In exercising this right, you also have the right to have the personal data concerning you transferred directly from one controller to another, insofar as this is technically feasible. The freedoms and rights of other persons must not be adversely affected by this.
The right to data portability does not apply to the processing of personal data necessary for the performance of a task carried out in the public interest or in the exercise of official authority vested in the controller.
7. Right to object
You have the right to object, on grounds relating to your particular situation, at any time to processing of personal data concerning you which is based on point (e) or (f) of Article 6(1) GDPR, including profiling based on those provisions.
The controller will no longer process the personal data concerning you unless the controller demonstrates compelling legitimate grounds for the processing which override your interests, rights and freedoms or for the establishment, exercise or defense of legal claims.
Where personal data concerning you are processed for direct marketing purposes, you have the right to object at any time to processing of personal data concerning you for such marketing, which includes profiling to the extent that it is related to such direct marketing.
If you object to processing for direct marketing purposes, your personal data will no longer be processed for these purposes.

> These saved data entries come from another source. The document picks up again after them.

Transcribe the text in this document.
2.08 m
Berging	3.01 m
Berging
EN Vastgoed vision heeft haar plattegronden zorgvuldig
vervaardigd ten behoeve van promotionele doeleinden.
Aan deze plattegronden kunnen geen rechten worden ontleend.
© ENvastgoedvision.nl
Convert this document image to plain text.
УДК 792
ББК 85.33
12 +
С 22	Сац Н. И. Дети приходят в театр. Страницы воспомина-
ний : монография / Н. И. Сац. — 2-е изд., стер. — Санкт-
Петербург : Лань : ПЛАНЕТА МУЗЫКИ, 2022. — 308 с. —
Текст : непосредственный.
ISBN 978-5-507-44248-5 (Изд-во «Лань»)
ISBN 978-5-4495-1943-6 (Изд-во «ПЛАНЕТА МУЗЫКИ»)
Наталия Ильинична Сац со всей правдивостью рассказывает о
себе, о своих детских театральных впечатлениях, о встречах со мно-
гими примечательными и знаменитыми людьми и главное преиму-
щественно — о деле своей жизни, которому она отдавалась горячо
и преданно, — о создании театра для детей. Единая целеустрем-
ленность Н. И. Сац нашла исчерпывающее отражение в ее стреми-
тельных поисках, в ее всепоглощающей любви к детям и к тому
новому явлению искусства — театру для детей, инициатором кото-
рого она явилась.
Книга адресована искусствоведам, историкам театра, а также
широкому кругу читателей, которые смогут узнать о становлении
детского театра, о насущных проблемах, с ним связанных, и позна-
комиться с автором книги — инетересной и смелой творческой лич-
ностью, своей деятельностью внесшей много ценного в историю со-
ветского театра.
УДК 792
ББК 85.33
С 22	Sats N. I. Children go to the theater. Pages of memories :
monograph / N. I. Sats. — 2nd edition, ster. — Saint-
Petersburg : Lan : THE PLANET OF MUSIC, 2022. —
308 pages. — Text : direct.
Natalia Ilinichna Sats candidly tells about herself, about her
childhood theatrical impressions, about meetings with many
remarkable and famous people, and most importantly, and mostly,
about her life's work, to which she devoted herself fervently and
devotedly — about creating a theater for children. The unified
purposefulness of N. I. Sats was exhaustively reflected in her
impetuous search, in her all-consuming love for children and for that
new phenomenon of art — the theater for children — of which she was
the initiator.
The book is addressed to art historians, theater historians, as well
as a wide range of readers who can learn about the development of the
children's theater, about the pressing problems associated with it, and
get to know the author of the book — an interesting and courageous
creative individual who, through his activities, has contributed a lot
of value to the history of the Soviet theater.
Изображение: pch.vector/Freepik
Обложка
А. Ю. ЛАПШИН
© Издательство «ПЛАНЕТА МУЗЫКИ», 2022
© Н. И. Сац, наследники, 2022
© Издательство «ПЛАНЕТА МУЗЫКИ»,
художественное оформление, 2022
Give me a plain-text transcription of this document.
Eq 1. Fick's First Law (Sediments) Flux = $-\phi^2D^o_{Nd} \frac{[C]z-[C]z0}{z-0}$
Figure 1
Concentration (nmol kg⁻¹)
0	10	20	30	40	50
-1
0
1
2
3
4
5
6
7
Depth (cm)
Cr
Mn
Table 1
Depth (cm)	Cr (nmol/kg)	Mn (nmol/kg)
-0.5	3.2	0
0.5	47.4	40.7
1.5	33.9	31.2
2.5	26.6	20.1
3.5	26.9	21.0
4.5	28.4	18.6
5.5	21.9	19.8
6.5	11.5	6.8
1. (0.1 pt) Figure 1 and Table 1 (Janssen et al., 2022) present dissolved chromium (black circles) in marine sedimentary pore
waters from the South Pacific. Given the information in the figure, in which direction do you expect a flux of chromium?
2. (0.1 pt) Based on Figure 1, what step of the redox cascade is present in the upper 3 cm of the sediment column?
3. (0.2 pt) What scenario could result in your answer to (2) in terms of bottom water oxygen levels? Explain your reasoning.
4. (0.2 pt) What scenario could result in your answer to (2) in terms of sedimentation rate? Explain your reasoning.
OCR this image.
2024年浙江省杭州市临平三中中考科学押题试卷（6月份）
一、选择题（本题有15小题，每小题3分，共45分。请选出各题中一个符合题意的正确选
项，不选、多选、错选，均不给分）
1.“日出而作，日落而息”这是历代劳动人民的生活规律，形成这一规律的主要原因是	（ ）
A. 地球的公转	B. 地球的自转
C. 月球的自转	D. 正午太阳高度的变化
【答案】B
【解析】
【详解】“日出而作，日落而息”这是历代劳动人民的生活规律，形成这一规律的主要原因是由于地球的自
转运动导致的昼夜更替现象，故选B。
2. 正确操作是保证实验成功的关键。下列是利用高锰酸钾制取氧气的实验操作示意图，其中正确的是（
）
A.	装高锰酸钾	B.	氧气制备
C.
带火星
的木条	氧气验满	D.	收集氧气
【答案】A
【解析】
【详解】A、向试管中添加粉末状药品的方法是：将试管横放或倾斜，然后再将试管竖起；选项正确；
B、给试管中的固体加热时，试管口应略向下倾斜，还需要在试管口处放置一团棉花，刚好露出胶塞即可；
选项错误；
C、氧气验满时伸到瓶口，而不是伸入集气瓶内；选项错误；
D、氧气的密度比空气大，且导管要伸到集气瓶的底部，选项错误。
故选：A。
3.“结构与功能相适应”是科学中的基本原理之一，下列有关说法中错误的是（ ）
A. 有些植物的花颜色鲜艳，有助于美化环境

You have the option, in the context of the use of information society services, and notwithstanding Directive 2002/58/EC, to exercise your right to object by automated means using technical specifications.
8. Right to revoke the data protection declaration of consent
You have the right to revoke your declaration of consent under data protection law at any time. The revocation of consent does not affect the lawfulness of the processing carried out on the basis of the consent until the revocation.
9. automated decision in an individual case including profiling
You have the right not to be subject to a decision based solely on automated processing, including profiling, which produces legal effects concerning you or similarly significantly affects you. This does not apply if the decision
is necessary for entering into, or performance of, a contract between you and the data controller,
is authorized by Union or Member State law to which the controller is subject and which also lays down suitable measures to safeguard your rights and freedoms and legitimate interests, or
is based on your explicit consent.
However, these decisions must not be based on special categories of personal data referred to in Article 9(1) of the GDPR, unless point (a) or (g) of Article 9(2) of the GDPR applies and suitable measures to safeguard your rights and freedoms and legitimate interests are in place.
In the cases referred to in (1) and (3), the controller shall implement suitable measures to safeguard your rights and freedoms and legitimate interests, at least the right to obtain human intervention on the part of the controller, to express his or her point of view and to contest the decision.
10. Right to lodge a complaint with a data protection authority
Without prejudice to any other administrative or judicial remedy, you have the right to lodge a complaint with a supervisory authority, in particular in the Member State of your habitual residence, place of work or place of the alleged infringement if you consider that the processing of personal data relating to you infringes the GDPR.
The supervisory authority with which the complaint has been lodged shall inform the complainant on the progress and the outcome of the complaint including the possibility of a judicial remedy pursuant to Article 78 of the GDPR.